I have very often in my lifetime been a prophet and have been mostly derided. At the time of my struggle for power it was in the first instance the Jewish people who only greeted with laughter my prophecies that I would someday take over the leadership of the state and of the entire people of Germany and then, among other things, also bring the Jewish problem to its solution. I believe that this hollow laughter of Jewry in Germany has already stuck in its throat. I want today to be a prophet again: if international finance Jewry inside and outside Europe should succeed in plunging the nations once more into a world war, the result will be not the Bolshevization of the earth and thereby the victory of Jewry, but the annihilation of the Jewish race in Europe.

==Other topics==
After speaking about the Jews, Hitler discussed the situation of the churches in Nazi Germany, threatening to effect a complete separation of church and state, which would have serious financial consequences for both Protestant and Catholic churches. He said that clergymen who abused children or criticized the government would not enjoy any immunity.

==Dissemination and reactions==
Hitler's prediction about the Jews was reprinted in the party newspaper Völkischer Beobachter and in a dedicated pamphlet. The speech was broadcast live on radio. According to Goebbels' explicit instructions to Fritz Hippler, the part of the speech that included Hitler's threat against the Jews was recorded simultaneously as audio and video (a difficult technical achievement at the time) and included in the weekly UFA Wochenschau newsreel Ufa Ton-Woche Nr. 439/1939 and in the Deulig Tonwoche Nr. 370/1939 after Hitler personally approved it. The footage also appeared in Hippler's antisemitic propaganda film Der ewige Jude (1940). Newsreels typically played down the exclusionary aspect of the people's community; January 1939 was the first time that Nazi policies towards the Jews were directly connected to the party leader on newsreels. Historian Richard J. Evans writes that the threat "could not have been more public".

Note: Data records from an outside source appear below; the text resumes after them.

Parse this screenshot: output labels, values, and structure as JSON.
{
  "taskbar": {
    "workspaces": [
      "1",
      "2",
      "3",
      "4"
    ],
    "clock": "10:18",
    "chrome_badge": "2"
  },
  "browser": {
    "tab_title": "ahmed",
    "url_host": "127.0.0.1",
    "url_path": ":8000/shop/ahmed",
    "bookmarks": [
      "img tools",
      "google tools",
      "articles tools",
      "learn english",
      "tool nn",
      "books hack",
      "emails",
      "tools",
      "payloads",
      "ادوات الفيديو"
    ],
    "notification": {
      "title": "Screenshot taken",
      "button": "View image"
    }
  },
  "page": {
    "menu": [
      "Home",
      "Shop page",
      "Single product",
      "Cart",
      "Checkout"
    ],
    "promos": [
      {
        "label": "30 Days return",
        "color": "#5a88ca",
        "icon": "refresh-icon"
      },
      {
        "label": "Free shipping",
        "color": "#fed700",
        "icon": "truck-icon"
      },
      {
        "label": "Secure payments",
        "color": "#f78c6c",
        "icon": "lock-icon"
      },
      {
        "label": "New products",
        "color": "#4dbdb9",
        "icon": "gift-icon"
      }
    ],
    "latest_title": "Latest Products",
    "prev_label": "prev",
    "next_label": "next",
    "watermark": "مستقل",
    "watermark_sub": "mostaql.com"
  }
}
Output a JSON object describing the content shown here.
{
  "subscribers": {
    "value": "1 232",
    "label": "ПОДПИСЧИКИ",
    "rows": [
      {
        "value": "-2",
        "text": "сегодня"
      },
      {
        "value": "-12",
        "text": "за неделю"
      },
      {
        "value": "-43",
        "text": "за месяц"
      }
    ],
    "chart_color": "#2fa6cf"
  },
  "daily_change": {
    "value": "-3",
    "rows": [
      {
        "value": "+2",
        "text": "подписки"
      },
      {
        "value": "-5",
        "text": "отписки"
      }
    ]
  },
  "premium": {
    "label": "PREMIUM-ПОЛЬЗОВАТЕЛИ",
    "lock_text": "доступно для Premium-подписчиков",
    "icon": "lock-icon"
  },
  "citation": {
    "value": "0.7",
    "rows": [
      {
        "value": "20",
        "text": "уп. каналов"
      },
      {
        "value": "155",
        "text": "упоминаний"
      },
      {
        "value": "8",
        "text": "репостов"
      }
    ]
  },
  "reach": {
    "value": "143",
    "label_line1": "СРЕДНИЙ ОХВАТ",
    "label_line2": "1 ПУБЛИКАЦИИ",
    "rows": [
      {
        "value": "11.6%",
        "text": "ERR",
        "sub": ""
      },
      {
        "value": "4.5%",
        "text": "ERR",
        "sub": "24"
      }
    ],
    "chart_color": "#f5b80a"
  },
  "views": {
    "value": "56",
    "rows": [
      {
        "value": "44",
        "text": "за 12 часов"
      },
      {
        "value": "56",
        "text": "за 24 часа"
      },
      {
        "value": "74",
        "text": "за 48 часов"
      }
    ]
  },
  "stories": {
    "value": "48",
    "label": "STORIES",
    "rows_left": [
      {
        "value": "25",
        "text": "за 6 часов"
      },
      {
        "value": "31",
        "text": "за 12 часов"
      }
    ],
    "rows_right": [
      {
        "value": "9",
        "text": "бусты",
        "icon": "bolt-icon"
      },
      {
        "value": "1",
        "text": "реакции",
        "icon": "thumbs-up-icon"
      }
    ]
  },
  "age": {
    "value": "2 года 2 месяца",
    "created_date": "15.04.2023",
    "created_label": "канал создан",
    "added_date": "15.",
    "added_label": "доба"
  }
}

At the time of the speech, Jews and non-Jews inside and outside of Germany were paying close attention to Hitler's statements because of Kristallnacht and the possibility of war. In the following days, the speech attracted significant commentary in Germany. The diarists Luise Solmitz, whose husband was Jewish, and Victor Klemperer, who was himself Jewish, mentioned the speech in their diaries but paid little attention to Hitler's threat.

Outside of Germany, coverage of the speech focused on the geopolitical implications, while the threat to Jews went unremarked. Some foreign commentators interpreted the speech as expressing a desire for peace if legitimate German demands were satisfied. The New York Yiddish newspaper Forverts printed a headline referencing Hitler's threat against the Jews, but the article below it only discussed the threat of war and Hitler's alliances with Italy and [[Empire of Japan
|Japan.]] The Warsaw Yiddish newspaper Haynt discussed the speech in several issues beginning on 31 January, but did not emphasize the prophecy. On 31 January, it printed the main points of the speech without mentioning the prophecy; in an analysis of the speech published the next day, Moshe Yustman discussed appeasement and other foreign policy issues.